If the Company has any stockholder rights plan in effect with respect to the common stock on the date of conversion, upon conversion of the Series A preferred stock, the holder will also receive (in addition to the common stock pursuant to the conversion) the rights under such rights plan, unless those rights (a) become exercisable before the conversion of the Series A preferred stock, or (b) are separated from the common stock (each a “Trigger Event”).

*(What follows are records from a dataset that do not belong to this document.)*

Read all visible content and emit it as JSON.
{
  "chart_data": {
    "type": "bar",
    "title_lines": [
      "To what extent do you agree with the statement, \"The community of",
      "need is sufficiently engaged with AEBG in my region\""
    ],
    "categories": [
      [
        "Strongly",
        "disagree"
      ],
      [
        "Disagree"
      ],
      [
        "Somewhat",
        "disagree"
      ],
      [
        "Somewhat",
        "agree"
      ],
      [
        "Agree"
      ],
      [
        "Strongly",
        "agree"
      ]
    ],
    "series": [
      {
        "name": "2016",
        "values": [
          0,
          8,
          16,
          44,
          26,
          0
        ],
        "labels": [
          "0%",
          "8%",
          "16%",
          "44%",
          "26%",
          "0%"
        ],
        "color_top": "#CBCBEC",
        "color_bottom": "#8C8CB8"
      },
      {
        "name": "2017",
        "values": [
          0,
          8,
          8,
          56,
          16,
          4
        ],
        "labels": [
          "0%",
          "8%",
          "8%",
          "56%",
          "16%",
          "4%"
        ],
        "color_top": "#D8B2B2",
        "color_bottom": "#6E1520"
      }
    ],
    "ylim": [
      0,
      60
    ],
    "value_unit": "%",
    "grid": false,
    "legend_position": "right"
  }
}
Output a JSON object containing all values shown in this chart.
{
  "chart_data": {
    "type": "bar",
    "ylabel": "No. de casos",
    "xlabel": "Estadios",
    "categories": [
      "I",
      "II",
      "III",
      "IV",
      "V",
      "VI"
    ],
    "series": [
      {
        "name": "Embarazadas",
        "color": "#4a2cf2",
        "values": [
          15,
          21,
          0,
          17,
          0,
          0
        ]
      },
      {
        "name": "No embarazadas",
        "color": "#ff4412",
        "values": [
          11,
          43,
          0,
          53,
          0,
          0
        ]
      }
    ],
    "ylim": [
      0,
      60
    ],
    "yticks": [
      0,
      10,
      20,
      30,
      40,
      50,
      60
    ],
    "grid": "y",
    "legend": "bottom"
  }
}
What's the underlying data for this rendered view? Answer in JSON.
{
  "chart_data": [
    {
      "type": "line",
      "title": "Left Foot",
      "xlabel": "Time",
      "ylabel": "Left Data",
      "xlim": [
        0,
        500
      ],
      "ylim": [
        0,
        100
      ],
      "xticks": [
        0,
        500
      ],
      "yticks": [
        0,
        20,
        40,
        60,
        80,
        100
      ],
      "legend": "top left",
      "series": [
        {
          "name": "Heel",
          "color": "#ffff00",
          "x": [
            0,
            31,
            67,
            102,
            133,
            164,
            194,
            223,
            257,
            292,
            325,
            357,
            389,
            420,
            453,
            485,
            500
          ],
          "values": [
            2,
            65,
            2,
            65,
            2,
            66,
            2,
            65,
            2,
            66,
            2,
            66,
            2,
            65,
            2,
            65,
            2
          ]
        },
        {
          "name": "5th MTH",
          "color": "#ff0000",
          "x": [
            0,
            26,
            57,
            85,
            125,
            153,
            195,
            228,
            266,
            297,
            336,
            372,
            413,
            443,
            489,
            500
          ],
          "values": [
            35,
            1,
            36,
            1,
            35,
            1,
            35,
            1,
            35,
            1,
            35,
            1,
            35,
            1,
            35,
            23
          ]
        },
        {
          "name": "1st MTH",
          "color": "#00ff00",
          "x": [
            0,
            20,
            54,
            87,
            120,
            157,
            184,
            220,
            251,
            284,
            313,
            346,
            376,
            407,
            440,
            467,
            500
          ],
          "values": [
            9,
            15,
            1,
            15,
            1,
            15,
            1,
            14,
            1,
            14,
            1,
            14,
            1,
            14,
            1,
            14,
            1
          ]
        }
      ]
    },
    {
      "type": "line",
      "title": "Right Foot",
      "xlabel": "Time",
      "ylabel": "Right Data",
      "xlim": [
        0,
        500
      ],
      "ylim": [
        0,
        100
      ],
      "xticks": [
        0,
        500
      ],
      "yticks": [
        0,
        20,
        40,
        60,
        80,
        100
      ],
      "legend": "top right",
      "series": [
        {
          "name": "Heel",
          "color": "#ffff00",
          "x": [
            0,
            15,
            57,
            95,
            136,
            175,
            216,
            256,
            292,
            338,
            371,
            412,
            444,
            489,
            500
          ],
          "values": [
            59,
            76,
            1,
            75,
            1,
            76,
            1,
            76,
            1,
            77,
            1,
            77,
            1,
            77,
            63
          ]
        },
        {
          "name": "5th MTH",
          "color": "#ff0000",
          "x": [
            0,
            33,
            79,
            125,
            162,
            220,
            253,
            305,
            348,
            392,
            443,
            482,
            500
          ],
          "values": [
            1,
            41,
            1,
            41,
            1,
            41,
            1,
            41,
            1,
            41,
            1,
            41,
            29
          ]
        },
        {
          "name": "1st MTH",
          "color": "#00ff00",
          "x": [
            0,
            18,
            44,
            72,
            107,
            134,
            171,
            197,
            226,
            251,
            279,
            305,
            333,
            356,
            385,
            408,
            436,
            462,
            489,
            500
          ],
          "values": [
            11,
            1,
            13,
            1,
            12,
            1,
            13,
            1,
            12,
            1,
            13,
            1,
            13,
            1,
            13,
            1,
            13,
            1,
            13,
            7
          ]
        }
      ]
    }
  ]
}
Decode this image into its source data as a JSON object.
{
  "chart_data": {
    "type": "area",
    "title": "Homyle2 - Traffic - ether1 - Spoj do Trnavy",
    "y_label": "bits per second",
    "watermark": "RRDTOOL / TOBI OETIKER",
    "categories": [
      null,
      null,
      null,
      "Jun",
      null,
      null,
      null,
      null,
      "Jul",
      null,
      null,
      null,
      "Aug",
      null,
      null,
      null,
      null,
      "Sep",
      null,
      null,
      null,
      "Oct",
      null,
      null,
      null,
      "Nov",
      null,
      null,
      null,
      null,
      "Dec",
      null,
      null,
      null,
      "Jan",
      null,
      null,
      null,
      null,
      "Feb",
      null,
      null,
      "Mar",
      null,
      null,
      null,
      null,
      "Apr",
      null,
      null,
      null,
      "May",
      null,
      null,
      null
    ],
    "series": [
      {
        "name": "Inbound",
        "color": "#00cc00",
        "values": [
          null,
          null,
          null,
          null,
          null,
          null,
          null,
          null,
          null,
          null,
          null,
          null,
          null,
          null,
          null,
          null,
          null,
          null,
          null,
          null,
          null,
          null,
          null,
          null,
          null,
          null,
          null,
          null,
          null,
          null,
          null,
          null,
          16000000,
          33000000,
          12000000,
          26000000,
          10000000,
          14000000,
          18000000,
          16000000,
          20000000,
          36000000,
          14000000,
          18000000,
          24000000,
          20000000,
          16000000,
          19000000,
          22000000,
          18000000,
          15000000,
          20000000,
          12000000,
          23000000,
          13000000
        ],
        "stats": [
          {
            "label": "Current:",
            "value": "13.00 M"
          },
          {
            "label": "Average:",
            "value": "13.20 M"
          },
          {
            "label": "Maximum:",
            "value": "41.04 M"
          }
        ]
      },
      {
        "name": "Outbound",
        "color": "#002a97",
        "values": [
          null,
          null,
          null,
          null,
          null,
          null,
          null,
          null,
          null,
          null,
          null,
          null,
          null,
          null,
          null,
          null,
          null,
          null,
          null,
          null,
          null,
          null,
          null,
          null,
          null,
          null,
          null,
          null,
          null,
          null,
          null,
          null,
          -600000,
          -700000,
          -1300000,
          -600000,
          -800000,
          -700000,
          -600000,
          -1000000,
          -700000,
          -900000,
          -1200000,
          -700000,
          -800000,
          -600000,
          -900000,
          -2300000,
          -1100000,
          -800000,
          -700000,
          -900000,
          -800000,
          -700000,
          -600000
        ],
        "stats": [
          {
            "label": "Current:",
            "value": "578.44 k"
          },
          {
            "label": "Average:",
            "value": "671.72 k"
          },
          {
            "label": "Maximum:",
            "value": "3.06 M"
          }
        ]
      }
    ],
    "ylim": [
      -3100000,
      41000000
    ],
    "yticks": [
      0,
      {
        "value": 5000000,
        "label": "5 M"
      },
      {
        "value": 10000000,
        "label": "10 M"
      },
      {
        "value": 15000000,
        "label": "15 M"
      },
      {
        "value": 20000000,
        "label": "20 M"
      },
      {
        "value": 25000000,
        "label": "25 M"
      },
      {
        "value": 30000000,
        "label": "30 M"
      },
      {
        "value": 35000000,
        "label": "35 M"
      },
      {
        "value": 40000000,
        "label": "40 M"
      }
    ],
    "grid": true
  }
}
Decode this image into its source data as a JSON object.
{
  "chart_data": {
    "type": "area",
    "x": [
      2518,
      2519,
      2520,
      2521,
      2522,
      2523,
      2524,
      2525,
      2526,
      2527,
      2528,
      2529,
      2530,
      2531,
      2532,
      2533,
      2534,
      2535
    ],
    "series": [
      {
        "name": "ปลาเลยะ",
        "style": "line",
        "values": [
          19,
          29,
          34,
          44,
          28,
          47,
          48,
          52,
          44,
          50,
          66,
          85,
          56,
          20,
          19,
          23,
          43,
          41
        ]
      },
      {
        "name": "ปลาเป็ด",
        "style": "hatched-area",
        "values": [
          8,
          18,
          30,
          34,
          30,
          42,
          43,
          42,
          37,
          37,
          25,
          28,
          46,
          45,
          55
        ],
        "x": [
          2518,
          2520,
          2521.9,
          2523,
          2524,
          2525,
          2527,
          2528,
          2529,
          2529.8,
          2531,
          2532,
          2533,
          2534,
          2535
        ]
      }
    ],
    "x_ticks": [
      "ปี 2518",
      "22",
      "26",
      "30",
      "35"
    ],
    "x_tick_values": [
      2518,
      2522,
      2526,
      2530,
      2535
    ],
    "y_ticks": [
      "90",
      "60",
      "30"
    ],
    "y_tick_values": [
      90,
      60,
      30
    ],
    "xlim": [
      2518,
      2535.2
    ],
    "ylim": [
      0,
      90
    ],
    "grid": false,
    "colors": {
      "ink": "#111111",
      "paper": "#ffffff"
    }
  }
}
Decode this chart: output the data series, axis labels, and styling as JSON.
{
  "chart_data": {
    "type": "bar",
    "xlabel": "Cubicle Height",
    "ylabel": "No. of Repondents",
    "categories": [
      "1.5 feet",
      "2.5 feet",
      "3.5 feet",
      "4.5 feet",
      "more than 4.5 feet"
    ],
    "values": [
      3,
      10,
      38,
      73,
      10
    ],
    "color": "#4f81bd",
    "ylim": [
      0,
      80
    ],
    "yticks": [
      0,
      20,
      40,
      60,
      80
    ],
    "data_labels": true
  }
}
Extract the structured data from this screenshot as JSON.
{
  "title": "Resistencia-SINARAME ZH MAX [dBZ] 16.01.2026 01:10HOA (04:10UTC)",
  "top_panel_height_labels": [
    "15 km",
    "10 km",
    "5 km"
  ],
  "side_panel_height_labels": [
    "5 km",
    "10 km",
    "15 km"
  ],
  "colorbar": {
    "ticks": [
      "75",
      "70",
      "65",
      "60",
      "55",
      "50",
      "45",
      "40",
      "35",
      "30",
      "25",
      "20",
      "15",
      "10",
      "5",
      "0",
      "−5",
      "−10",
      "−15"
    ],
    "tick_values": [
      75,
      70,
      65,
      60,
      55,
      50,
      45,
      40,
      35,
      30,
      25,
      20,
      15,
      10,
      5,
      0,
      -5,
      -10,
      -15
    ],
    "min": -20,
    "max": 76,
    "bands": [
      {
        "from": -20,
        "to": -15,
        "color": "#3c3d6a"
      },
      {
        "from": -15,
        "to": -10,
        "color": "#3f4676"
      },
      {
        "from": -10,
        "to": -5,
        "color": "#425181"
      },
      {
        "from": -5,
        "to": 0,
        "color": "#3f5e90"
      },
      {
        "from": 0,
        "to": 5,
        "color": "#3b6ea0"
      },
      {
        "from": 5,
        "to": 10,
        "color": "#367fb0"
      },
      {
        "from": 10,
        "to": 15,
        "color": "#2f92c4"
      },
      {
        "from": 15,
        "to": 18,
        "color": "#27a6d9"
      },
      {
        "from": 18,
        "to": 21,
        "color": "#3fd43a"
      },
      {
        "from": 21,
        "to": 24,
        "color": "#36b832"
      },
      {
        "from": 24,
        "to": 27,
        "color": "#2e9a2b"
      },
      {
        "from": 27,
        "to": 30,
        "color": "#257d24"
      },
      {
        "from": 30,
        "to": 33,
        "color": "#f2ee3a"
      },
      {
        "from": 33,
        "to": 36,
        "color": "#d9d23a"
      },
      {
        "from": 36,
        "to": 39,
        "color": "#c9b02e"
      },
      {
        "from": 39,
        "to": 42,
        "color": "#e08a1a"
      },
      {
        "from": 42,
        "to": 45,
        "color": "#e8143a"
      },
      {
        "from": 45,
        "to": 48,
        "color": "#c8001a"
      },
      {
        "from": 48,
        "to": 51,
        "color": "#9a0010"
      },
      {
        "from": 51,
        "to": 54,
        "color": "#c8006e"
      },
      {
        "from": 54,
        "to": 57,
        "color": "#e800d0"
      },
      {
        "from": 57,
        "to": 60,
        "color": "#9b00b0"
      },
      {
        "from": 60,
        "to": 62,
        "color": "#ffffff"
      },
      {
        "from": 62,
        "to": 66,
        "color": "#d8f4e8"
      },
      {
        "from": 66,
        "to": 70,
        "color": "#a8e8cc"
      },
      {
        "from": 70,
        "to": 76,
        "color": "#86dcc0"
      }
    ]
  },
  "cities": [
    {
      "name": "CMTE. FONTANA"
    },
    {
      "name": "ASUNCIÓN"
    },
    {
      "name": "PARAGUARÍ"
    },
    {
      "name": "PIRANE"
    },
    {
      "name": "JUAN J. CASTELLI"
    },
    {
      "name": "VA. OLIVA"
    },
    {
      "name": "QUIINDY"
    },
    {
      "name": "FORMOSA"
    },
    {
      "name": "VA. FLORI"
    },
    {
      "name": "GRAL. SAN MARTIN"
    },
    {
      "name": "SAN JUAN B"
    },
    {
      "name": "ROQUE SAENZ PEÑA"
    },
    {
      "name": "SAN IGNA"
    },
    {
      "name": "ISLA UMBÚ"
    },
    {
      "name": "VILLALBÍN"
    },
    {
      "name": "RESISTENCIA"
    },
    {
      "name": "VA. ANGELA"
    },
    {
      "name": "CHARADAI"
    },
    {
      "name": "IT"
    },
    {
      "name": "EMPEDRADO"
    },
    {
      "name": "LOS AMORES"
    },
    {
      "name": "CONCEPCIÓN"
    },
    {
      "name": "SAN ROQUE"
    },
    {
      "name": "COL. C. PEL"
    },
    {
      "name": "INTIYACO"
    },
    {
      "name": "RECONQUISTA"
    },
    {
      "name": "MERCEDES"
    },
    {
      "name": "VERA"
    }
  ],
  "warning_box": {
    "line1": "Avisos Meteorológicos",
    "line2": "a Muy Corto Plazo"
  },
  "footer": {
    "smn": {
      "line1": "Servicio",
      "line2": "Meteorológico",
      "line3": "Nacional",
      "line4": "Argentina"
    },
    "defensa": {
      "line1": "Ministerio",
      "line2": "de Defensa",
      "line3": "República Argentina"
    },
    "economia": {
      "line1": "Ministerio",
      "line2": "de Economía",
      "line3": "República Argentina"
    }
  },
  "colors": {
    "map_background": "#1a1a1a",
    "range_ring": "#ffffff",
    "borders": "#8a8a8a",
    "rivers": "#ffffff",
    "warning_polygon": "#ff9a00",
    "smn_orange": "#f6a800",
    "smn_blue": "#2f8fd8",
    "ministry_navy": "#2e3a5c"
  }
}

Upon the occurrence of a Trigger Event, the Series A preferred stock conversion rate will be adjusted in accordance with (1) or (2) described above.

 

(6)

If the Company issues shares of common stock (or other instruments convertible into common stock) for valuable consideration, the conversion price is adjusted if (a) the offering price is less than the conversion price and (b) if the offering is at a price less than the fair market value of the Company’s common stock on the date of issuance.

 

Redemption Features

 

At any time after the eighth anniversary of the closing, Crocs will have the right to redeem and the holders of the Series A preferred stock will have the right to require Crocs to repurchase all or any portion of the Series A preferred stock at 100% of the stated value thereof plus all accrued and unpaid dividends. Upon certain change of control events involving the Company, the holders can require Crocs to repurchase the Series A preferred stock at 101% of the stated value thereof plus all accrued and unpaid dividends.

 

In accordance with FASB ASC Topic 480-10-S99-3A, SEC Staff Announcement: Classification and Measurement of Redeemable Securities, redemption features, which are not solely within the control of the issuer, are required to be presented outside of permanent equity on the consolidated balance sheets. Under the Investment Agreement and as noted above, the holder has the option to redeem the Series A preferred stock any time after January 27, 2022 or upon a change in control. As such, the Series A preferred stock is presented in temporary or mezzanine equity on the consolidated balance sheets and will be accreted up to the stated redemption value of $203.0 million using an appropriate accretion method over a redemption period of eight years, as this represents the earliest probable date at which the Series A preferred stock will become redeemable.